PT SOLID BERJANGKA MAKASSAR – KPK benar-benar mewanti-wanti badan usaha milik negara atau yang biasa disingkat BUMN berkaitan dengan investasi, khususnya yang berasal dari China. Sebab, perusahaan-perusahaan China disebut KPK tak mengenal tata kelola perusahaan yang baik atau good corporate governance.
“Good corporate governance di China itu adalah salah satu yang asing bagi mereka. Oleh karena itu, mereka menempati tempat pertama fraud improper payment,” ucap Wakil Ketua KPK Laode M Syarif, Kamis (9/5/2019).
Hal itu disampaikan Syarif dalam seminar sehari dengan tajuk ‘Bersama Menciptakan BUMN Bersih Melalui Satuan Pengawasan Internal (SPI) yang Tangguh dan Tepercaya’. Menteri BUMN Rini Soemarno turut hadir dalam seminar yang digelar KPK tersebut. Begitupun jajaran direksi BUMN.

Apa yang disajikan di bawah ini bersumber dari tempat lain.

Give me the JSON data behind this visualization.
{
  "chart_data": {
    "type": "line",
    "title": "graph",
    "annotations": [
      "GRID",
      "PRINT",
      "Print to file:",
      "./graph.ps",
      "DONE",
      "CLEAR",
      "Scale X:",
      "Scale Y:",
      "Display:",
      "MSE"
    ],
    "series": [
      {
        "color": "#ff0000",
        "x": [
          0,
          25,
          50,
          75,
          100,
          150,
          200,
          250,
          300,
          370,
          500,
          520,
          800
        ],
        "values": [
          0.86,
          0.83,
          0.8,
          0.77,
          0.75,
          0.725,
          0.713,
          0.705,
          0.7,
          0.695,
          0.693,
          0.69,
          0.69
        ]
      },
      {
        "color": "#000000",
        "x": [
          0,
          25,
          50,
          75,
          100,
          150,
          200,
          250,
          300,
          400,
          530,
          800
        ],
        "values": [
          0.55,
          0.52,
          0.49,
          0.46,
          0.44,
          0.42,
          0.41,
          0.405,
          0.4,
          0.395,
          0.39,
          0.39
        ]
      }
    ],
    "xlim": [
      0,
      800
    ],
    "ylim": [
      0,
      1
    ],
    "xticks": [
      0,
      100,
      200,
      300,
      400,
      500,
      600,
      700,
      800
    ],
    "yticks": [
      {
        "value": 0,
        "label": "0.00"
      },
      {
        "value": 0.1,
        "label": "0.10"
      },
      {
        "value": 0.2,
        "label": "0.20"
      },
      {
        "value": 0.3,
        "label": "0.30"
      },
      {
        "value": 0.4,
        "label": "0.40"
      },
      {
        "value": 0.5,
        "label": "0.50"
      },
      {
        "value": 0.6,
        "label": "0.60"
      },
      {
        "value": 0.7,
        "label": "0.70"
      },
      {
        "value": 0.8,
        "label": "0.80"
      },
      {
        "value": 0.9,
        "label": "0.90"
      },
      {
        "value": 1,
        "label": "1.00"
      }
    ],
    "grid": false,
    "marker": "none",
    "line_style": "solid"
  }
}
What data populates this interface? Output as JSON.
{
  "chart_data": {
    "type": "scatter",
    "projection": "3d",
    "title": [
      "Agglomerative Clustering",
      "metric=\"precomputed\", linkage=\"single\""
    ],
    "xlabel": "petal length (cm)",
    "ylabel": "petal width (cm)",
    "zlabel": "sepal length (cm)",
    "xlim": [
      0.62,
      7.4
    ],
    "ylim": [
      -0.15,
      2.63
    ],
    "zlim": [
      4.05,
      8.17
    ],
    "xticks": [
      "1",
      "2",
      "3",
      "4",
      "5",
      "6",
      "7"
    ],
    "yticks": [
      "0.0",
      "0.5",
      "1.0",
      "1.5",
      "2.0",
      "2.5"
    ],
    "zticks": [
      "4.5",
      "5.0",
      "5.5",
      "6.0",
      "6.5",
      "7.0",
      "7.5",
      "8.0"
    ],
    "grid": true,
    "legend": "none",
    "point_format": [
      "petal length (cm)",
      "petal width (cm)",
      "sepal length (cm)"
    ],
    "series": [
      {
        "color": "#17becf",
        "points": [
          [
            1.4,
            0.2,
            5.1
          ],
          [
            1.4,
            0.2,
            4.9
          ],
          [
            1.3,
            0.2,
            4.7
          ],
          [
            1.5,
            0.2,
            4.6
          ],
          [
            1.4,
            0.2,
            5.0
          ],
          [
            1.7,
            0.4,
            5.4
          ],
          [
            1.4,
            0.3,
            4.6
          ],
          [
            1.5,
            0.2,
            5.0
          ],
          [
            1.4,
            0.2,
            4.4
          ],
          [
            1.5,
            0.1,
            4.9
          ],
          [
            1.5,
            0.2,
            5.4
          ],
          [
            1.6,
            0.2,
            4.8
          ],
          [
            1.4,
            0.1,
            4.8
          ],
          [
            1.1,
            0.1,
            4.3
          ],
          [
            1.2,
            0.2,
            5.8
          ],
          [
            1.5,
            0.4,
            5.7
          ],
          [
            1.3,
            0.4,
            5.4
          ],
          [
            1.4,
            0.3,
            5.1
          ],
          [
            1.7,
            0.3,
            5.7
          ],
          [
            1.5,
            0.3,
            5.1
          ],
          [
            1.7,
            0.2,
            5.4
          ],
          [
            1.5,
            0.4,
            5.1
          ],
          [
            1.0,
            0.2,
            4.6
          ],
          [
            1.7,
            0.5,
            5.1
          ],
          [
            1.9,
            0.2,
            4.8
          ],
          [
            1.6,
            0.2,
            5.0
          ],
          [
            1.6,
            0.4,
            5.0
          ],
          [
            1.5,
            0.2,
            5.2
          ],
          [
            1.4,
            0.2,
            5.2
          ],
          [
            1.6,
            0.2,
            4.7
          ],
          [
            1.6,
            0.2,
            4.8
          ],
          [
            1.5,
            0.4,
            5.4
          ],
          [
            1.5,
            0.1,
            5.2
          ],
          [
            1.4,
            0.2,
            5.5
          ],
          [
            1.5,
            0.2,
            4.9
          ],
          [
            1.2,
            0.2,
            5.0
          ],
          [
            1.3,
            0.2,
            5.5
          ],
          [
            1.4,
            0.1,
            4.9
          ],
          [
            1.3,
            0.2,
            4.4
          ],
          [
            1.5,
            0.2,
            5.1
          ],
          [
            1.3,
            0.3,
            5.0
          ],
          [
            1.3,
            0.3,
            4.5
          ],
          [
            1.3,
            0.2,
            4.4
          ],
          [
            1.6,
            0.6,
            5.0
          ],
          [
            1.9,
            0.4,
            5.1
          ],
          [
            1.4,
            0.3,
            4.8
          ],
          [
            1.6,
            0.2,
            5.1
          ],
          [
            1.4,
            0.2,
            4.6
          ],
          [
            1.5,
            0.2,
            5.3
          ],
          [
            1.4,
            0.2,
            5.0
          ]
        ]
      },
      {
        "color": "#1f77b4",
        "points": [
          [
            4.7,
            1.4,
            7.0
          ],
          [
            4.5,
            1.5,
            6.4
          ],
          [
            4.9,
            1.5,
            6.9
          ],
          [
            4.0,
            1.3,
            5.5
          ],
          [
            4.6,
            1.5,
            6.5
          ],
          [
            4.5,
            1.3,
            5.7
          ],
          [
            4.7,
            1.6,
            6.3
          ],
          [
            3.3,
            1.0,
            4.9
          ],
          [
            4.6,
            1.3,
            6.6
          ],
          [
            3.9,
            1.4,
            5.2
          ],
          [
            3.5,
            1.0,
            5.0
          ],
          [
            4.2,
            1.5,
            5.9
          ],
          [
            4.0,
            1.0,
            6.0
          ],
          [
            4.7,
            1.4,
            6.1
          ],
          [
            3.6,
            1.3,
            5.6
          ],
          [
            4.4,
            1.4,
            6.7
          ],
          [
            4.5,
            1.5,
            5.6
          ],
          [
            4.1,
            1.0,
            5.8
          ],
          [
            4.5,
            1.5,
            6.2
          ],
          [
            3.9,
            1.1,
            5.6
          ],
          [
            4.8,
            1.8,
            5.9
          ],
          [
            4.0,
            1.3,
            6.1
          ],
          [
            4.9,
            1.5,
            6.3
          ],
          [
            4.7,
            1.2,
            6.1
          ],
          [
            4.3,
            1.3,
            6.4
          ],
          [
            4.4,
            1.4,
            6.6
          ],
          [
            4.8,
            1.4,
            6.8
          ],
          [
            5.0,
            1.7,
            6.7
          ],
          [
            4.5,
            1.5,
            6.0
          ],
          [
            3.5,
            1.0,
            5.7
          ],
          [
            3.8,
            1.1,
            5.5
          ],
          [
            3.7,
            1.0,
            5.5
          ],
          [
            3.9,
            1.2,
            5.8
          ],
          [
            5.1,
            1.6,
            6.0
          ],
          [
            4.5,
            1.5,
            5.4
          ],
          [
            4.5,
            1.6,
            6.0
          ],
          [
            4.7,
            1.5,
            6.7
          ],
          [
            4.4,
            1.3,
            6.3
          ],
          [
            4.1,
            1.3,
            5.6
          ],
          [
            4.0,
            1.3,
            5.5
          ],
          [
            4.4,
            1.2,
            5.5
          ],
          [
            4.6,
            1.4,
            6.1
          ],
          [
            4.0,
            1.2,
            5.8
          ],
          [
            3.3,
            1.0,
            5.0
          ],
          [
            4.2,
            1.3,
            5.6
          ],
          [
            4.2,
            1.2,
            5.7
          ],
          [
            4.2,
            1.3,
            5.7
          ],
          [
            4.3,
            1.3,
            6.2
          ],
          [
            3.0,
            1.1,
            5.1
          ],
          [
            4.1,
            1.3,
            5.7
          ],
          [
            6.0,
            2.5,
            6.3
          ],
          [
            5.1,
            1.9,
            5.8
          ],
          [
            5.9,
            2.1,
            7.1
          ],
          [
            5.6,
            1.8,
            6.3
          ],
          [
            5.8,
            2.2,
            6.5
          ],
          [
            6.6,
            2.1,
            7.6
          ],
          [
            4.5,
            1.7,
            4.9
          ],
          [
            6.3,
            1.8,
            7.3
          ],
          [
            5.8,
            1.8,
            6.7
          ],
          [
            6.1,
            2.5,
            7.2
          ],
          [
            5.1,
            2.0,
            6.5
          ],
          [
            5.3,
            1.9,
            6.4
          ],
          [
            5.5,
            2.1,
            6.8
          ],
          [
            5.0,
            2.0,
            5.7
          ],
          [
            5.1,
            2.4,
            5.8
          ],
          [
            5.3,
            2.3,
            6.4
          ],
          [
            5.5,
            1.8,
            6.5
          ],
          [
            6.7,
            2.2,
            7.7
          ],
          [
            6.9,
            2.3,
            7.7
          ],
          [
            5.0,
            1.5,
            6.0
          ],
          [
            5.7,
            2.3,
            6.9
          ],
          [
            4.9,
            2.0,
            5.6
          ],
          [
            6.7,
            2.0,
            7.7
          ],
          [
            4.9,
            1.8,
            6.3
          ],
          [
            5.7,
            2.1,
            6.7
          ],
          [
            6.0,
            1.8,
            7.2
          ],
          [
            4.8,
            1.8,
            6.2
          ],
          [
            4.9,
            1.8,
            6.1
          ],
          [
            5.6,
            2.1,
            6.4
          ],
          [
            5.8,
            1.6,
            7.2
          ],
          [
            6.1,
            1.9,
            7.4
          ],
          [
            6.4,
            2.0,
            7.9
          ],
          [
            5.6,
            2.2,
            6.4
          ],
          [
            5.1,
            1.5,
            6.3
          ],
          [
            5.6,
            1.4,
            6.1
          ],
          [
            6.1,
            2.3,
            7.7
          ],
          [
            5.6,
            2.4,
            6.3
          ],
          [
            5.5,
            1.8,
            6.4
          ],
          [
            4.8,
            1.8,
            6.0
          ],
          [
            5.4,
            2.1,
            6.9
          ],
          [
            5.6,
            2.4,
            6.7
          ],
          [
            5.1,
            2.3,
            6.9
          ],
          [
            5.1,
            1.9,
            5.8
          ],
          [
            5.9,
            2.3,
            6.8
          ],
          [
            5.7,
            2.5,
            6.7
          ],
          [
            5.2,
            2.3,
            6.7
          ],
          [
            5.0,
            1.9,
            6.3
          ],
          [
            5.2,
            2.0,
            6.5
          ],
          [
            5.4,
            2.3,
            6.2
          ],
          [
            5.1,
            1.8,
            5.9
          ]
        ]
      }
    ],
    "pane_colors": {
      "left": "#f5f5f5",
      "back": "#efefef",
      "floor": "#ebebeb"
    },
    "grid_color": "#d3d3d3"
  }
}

Seminar itu digelar bukan tanpa alasan. KPK dalam beberapa waktu terakhir mengusut pelbagai perkara rasuah yang menyeret BUMN-BUMN.
Peringatan yang disampaikan Syarif itu juga bukan sekadar isapan jempol. Dia merujuk pada data Foreign Corruption Practices Act (FCPA) yang menyebutkan China sebagai negara nomor satu dengan tingkat pembayaran tidak wajar atau improper payment.
“Ini statistik banyak benarnya menurut saya. Pasti Bapak-Ibu di BUMN banyak bekerja sama dengan China. Saya ulangi lagi, dengan China,” kata Syarif.
Wakil Ketua KPK itu kemudian mencontohkan negara-negara Eropa serta Amerika Serikat yang memiliki aturan lebih ketat. Di negara-negara itu, menurut Syarif, para pejabatnya dapat dijerat hukum apabila terbukti melakukan tindak pidana suap kepada pejabat negara lain, sehingga hal itu membuat para pejabat dari Eropa dan Amerika Serikat lebih berhati-hati dalam berinvestasi.
“Safe guard mereka nggak seketat seperti perusahaan dari Eropa Barat atau Amerika Serikat, dan mereka invest banyak di sini. Oleh karena itu, tidak salah ketika kami (menjerat) PLN itu dari mana (investasi) mereka? Dari China. Saya coba kasih contoh saja,” ucap Syarif.
“Kalau China invest di sini, you have to be very, very careful. Environment, what? Human rights, what? Nggak ada,” imbuh Syarif.
Terlepas dari itu, Syarif berkisah tentang praktik-praktik usaha yang kerap membuat BUMN merugi. Salah satu yang disinggung Syarif adalah pembelian produk di atas harga asli agar kelebihan pembayaran dapat dikantongi pribadi oleh oknum-oknum pejabat BUMN.
“Ini kasus riil di BUMN. BUMN ini ingin beli mangga, 5 biji mangga. Harga satunya Rp 100. Harusnya BUMN bilang ke penjual, ‘Ini saya nggak beli satu, beli 5, turunin sedikit dong’. Harusnya kan begitu, tapi apa yang dilakukan perusahaan ini? Walah, kalau Rp 100 jangan dong. Tolong, saya bayar Rp 120 per mangga, tapi Rp 20-nya kamu balikin ke aku lewat account saya di negara A dan B,” ujar Syarif.
Selain itu, Syarif menyebut kasus lain berkaitan dengan pengerjaan jalan. Modusnya, disebut Syarif, serupa dengan kisah pertama yang disebutnya.
“Ada proyek pembangunan, ini kasus, tapi saya nggak mau sebut kasusnya. Anggaplah jalan 100 meter, harusnya anggarannya cuma Rp 20 ribu. Tapi dia bikin anggarannya Rp 40 ribu. Dia serahkan kepada anak perusahaannya untuk dikerjakan Rp 40 ribu itu, tapi sebenarnya hanya Rp 20 ribu. Yang Rp 20 ribunya diberikan kepada yang bos-bosnya. Itu yang sedang kita kerjakan,” ujar Syarif.